To summarize, the present study finds its significance in ascertaining studies related to coupling hydrological investigations with climate change vulnerabilities in view of employing the REPTree model. Given the rapid land-use transformations, especially the agricultural land cover over the Earth, alongside aggravating extreme climatic events such as recurring floods [60,61] immediately followed by chronic droughts [62,63], the 21st century’s climatological research demands improved understanding of various hydrologic variables, such as for the ETo investigated in the present study. Hence, knowledge of ML algorithms becomes paramount, especially when applying certain algorithms; for example, REPTree is limited while estimating ETo. Such a study allows estimating the future magnitudes, thereby informing the concerned authorities and administrators to orient their policymaking towards more specific climate-resilient pathways.

6. Conclusions

This research verifies the ability of different techniques of machine learning, such as linear regression (LR), random subspace (RSS), additive regression (AR), and reduced error pruning tree (REPTree) models, to estimate the long-series daily reference evapotranspiration (ETo) for four sites in Egypt (Al Buhayrah, Alexandria, Ismailiyah, and Minufiyah governorates). In order to achieve this, daily climate data variables (including minimum and maximum temperatures, humidity, wind speed, vapor pressure deficit, and solar radiation) for the studied regions over 36 years from 1979 to 2014 were collected from the National Centers for Environmental Prediction (NCEP) Climate Forecast System Reanalysis (CFSR). In addition, the best subset regression analysis was used to determine the best input combinations of meteorological parameters for calculating the ETo. Sensitivity analysis was carried out and included all input variables in determining the most influential input variables to predict the ETo with greater accuracy. The following findings were obtained:
-
The results showed that the best input combination for the ETo model was determined as four input combinations (Tmax/Tmin/RH/SR) with high R2 (0.967) and high Adj-R2 (0.967) and MSE of 1.727;
-
The most sensitive input variables to predict the ETo with greater accuracy were Tmax, Tmin, and SR;
-
The REPTree model generated the best results with the highest value for r (0.99) and the lowest values for MAE (0.21), RMSE (0.28), RAE (3.45%), and RRSE (4.01%) during the training phase; it also generated the highest value for r (0.99) and the lowest values for MAE (0.28), RMSE (0.37), RAE (4.13%), and RRSE during the testing phase (4.72%);
-
The AR model generated the worst results with R = 0.9595, MAE = 1.5914, RMSE = 1.9876, RAE = 26.25%, and RRSE = 28.22% during the training phase.
The study found that all four models demonstrated their predictive capabilities, with REPTree emerging as the most suitable model for further investigation.

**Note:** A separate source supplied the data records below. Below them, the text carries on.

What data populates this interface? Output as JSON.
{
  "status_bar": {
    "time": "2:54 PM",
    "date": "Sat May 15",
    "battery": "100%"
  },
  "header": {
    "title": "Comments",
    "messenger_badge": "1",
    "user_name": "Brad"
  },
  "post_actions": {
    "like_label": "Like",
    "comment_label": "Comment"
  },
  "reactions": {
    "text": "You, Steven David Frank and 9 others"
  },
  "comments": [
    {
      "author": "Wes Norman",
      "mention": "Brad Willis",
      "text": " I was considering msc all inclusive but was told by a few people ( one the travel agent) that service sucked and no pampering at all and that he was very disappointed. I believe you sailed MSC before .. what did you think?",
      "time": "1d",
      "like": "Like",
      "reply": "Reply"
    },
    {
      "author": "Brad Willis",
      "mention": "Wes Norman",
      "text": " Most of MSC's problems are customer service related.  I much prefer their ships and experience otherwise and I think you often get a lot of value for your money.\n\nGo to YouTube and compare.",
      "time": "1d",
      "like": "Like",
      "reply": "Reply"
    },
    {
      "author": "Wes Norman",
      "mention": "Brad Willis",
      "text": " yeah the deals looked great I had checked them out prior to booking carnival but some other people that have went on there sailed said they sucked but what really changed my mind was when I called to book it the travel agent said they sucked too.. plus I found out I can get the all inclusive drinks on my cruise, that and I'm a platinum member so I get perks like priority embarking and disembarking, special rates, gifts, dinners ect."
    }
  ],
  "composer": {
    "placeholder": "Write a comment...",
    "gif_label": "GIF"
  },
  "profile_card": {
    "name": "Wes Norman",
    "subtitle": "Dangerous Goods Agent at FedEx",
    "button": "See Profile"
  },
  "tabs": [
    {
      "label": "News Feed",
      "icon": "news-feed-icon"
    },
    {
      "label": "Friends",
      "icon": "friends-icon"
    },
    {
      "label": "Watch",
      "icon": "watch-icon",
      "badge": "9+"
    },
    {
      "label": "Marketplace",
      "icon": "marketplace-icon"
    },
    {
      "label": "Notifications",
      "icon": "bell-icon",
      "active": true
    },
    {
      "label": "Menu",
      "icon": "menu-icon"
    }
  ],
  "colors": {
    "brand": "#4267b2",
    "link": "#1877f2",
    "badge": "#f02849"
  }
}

This conclusion is significant, as it diverges from the current trend of using other machine learning algorithms to estimate ETo. The study’s novelty lies in using REPTree to estimate and predict ETo, as this algorithm has not been commonly used for this purpose. This finding is important given the urgent need to better understand hydrological variables in light of climate change and land-use transformations. The study underscores the importance of machine learning algorithms in predicting ETo and their potential for estimating future magnitudes to guide climate-resilient policymaking. The study’s results have broader implications beyond ETo prediction, as machine learning algorithms have been increasingly employed in hydrologic research. The study contributes to the growing literature on using machine learning algorithms to estimate hydrologic variables such as evapotranspiration, pan evaporation, and water levels. The study’s findings suggest that researchers should consider using REPTree rather than other commonly used algorithms for ETo prediction. In summary, this study highlights the significance of using REPTree in hydrologic research and its potential for predicting ETo. The study’s results underscore the importance of machine learning algorithms in guiding climate-resilient policymaking in the face of ongoing climate change and land-use transformations. This research could be useful for managing the water resources in the study area.

Author Contributions

Conceptualization, A.E.; methodology, A.E. and M.E.-R.; software, A.E.; validation, A.E. and M.E.-R.; formal analysis, A.E., M.E.-R. and A.S.; investigation, A.E., A.S. and M.E.-R.; resources, A.E. and M.E.-R.; data curation, A.E.; writing—original draft preparation, A.E., M.E.-R., A.S., A.R. and I.A.-E.; writing—review and editing, A.E., M.E.-R., A.H.A.-S., A.S., I.A.-E. and A.R.; visualization, A.E. and M.E.-R. All authors have read and agreed to the published version of the manuscript.

Funding

This research received no external funding.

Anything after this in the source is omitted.